Webb Simpson joined the most important fraternity in golf Sunday at The Olympic Club with a flourish of birdies and a steady diet of pars at the end. The last one came from a delicate chip out of a hole in the rough to 3 feet that wound up being the decisive stroke in the U.S. Open.
On a leaderboard loaded with possibilities, his name did not stand out. Simpson was playing in only his fifth major, and his second U.S. Open. He had missed the cut in his last two tournaments. And he was six shots out of the lead when he walked off the fifth green with his second bogey of the day.
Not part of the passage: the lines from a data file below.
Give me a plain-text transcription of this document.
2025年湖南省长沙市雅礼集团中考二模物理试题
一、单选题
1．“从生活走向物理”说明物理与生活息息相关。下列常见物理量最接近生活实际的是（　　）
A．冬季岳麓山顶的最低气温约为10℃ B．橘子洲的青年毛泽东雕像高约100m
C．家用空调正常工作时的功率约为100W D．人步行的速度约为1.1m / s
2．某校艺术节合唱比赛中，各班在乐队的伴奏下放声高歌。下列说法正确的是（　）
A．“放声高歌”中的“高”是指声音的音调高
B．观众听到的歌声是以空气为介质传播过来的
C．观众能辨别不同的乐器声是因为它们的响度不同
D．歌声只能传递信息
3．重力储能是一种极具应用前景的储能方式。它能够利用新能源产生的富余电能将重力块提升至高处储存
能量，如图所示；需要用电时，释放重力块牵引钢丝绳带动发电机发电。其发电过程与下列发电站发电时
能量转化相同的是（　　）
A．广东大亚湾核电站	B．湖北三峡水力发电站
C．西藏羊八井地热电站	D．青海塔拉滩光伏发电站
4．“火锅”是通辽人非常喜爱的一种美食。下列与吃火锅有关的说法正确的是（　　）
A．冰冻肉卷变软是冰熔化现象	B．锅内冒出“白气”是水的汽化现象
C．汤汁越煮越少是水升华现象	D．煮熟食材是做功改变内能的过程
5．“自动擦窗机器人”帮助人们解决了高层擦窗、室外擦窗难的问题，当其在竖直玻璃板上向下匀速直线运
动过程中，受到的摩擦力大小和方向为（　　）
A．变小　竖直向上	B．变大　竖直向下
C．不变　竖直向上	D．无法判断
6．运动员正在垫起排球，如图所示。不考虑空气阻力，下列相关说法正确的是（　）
Some four hours later, Simpson sat in the clubhouse with his pregnant wife, Dowd. They tried to take their mind off the finish by watching videos of their young son, James, who stayed behind in North Carolina. She squeezed tight on his hand as they watched Jim Furyk hit into the bunker on the 18th to eliminate his chances, and then Graeme McDowell miss a 25-foot birdie putt that would have forced a playoff.
"If I was honest with you, I believed in myself [that] I could win a major, but maybe not so soon," Simpson said. "And I just gained all the respect for the guys who have won multiple majors because it's so hard to do. The level of pressure is so much greater than a regular event."
"I probably prayed more the last three holes than I ever did in my life," said Simpson, a religion major at Wake Forest.
Simpson won twice last year on the PGA Tour and lost a shot at the money title in the final round of the year. Even so, the 26-year-old had been quiet this year, and didn't have high expectations even as he played the final round.
"I never really wrapped my mind around winning," Simpson said. "This place is so demanding, and so all I was really concerned about was keeping the ball in front of me and making pars. The course is so hard, you don't know if you're going to make three or four bogeys in a row."
Simpson is the 15th player who has won the past 15 majors, the kind of parity golf hasn't seen since a similar streak 14 years ago that ended with Lee Janzen's win at Olympic Club in 1998.
U.S. Open a ratings hit
The U.S. Open's return to prime time boosted its television ratings.
Sunday's final round earned a 6.6 overnight rating and 13 share on NBC. The network said Monday that was up 29 percent from last year, when the coverage started and ended earlier with the tournament on the East Coast.